We are at an interesting point of time -- the intersection of data availability that our partners and customers are creating with higher resolution machines and imaging systems, and we have now the availability of very powerful compute. What we're bringing to them are these [machine learning] algorithms and the compute space so they can gain meaningful insights from that data for their customers and their partners. We're providing them that platform and infrastructure.

What will be big for Google Cloud next year?

Moore: We are seeing this explosion of data, and that creates tremendous possibilities for companies in this space that partner with us to gain great insights from that data for patients.

It's a conversion of data plus powerful compute, and, in 2019, I see those two large drivers coming together. I see this becoming incorporated into workflows to create accessibility to healthcare, to create safety, to create security going forward. I see that becoming operationalized -- and much more quickly than anyone realized. That sort of happened overnight with your mail and photos and your texting.

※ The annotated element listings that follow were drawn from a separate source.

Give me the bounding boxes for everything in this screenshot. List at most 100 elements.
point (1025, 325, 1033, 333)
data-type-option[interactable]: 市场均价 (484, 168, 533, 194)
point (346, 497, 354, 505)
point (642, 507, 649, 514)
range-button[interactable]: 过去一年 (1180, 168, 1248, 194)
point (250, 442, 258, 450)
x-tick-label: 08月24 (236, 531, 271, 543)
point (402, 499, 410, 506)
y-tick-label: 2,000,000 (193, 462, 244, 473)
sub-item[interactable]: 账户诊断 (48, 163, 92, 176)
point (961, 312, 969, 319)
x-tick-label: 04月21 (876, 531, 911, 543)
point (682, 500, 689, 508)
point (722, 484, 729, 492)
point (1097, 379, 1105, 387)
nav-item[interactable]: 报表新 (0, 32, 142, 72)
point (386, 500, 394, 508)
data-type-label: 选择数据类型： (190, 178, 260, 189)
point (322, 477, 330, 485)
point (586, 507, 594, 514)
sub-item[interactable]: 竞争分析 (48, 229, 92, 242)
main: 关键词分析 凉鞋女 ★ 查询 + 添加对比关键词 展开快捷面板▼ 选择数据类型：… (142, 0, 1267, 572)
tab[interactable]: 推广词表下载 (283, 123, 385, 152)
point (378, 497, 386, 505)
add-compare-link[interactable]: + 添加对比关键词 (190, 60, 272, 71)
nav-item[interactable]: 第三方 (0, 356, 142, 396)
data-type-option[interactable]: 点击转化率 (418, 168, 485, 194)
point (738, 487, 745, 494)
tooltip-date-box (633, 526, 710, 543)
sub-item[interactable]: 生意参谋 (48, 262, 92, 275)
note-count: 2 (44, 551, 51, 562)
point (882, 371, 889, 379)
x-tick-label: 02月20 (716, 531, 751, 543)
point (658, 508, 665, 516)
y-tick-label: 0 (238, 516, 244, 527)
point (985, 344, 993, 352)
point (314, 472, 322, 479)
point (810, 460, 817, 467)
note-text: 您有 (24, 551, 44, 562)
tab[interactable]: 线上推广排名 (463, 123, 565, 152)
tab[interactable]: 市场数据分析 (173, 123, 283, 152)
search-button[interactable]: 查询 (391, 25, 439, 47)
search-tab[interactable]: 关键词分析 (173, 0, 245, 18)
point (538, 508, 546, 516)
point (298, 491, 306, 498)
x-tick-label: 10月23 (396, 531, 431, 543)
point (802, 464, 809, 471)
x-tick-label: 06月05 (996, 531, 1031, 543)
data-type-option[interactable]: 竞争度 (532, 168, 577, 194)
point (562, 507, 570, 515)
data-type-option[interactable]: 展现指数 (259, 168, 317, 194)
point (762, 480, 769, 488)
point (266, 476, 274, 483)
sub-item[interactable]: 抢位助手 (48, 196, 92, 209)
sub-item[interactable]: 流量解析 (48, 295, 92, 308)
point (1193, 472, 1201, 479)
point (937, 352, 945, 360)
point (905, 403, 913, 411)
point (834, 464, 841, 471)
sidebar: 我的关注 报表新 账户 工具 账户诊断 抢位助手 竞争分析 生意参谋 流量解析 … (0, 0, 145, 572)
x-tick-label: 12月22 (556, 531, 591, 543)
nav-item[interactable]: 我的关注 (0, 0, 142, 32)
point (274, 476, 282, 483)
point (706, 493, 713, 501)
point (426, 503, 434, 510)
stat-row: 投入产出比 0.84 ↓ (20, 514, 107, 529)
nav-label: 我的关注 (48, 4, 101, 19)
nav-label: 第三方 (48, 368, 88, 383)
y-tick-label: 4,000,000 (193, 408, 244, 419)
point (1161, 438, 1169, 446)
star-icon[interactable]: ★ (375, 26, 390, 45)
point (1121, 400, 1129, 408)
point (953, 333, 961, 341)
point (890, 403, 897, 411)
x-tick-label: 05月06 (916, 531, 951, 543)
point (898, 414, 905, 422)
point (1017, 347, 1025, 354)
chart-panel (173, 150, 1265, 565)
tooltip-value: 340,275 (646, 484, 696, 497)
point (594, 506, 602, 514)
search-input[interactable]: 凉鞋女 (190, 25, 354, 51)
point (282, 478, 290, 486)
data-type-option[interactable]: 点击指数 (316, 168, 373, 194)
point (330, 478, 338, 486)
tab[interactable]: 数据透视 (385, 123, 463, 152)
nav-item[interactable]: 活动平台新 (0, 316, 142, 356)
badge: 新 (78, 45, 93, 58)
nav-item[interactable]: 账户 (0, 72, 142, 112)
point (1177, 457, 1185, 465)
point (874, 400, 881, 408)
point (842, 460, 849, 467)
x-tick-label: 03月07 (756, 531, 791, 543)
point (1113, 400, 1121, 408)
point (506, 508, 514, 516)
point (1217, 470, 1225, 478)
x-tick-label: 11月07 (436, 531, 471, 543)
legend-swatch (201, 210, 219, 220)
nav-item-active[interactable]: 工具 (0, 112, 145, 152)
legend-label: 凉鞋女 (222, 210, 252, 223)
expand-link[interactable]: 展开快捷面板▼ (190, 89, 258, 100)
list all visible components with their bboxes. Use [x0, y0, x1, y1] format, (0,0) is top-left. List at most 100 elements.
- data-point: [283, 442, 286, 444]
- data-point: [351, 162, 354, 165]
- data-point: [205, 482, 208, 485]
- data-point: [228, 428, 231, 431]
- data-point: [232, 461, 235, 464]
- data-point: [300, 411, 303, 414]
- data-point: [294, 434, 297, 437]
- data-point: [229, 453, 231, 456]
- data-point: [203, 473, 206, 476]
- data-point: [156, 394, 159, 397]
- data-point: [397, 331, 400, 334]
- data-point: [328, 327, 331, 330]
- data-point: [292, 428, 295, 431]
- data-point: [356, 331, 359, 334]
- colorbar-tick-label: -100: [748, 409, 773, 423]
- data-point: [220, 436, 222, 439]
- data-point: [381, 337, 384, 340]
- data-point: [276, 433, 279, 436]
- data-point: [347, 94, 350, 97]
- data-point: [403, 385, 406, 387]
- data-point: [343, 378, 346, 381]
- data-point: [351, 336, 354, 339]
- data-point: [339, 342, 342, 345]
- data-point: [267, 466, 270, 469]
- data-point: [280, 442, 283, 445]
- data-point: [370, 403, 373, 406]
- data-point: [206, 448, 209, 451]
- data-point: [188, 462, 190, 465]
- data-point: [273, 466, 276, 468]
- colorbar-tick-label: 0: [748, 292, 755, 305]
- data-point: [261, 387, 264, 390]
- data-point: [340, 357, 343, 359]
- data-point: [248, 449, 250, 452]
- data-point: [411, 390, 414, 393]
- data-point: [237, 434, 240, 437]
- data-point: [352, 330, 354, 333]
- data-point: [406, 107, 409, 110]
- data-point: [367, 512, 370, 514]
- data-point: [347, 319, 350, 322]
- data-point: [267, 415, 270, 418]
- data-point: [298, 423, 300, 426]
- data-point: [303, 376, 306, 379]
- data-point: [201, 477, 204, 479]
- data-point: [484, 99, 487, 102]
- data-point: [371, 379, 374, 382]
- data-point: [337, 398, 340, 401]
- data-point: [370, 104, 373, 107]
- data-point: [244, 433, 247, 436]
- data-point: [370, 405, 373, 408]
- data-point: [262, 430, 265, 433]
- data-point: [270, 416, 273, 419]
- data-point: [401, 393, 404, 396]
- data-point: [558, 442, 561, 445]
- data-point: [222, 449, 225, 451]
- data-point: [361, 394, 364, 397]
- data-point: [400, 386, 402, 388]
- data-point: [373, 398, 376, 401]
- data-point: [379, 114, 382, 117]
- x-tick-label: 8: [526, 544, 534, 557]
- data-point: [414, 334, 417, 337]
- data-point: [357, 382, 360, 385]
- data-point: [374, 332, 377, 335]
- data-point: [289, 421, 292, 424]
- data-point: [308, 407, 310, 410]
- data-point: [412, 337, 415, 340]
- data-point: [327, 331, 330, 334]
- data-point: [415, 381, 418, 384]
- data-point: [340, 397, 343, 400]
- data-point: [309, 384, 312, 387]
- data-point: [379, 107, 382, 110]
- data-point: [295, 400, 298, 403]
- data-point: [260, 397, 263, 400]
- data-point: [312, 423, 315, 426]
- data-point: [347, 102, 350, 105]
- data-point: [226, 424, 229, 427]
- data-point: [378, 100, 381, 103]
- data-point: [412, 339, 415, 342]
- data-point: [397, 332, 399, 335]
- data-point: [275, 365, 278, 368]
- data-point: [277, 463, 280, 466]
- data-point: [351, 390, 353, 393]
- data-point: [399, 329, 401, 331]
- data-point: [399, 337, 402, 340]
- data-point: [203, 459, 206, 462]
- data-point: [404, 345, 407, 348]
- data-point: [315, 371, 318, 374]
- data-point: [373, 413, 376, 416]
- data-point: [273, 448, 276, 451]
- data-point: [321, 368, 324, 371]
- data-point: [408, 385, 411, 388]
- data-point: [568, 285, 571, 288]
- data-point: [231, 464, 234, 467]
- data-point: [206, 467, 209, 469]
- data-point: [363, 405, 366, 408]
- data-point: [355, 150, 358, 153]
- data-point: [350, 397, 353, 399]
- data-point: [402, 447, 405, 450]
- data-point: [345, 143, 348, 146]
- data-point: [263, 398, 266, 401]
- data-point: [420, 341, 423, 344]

I think what you'll see is these great assists, likely not in diagnostics since it's got to go through a routine regulatory pathway, but in the routine workflows of doctors every day, whether that's dictating notes or documenting a patient interaction or scheduling patients or predicting no shows and making sure people get to their appointments, even the back office and billing. I think that's where you'll see first deep integrations in the workflow. Some of these things that are part of running the pieces of healthcare; I think that's what you're going to see widely adopted in the coming year.

What challenges can Google address in healthcare? And what about opportunities for the company?

Moore: My thought is that we can disrupt without being disruptive. We don't want to be disruptive to the patient experience. We don't want to be disruptive to anyone's business. But, certainly, there is vast opportunity for improvement going forward. We know something like 80%, 85% of healthcare transactions are still by fax. Here we are in 2018, almost 2019, and we're having to teach medical students how to use a fax machine. We can do better. Healthcare can do better than that.

I see technology and cloud in general providing an impetus for positive digital transformation in the healthcare space -- to let healthcare focus on its core competencies by providing care for the patients and not have to worry about the IT. Healthcare systems have a lot of IT from everything from call centers and schedulers to back office to their clinical healthcare records, and much of that is stuck in 1970s era. My vision, my hope for positive transformation, is that we give back to healthcare providers, healthcare systems -- the ability to focus on their core competency and let us help them with the technology piece.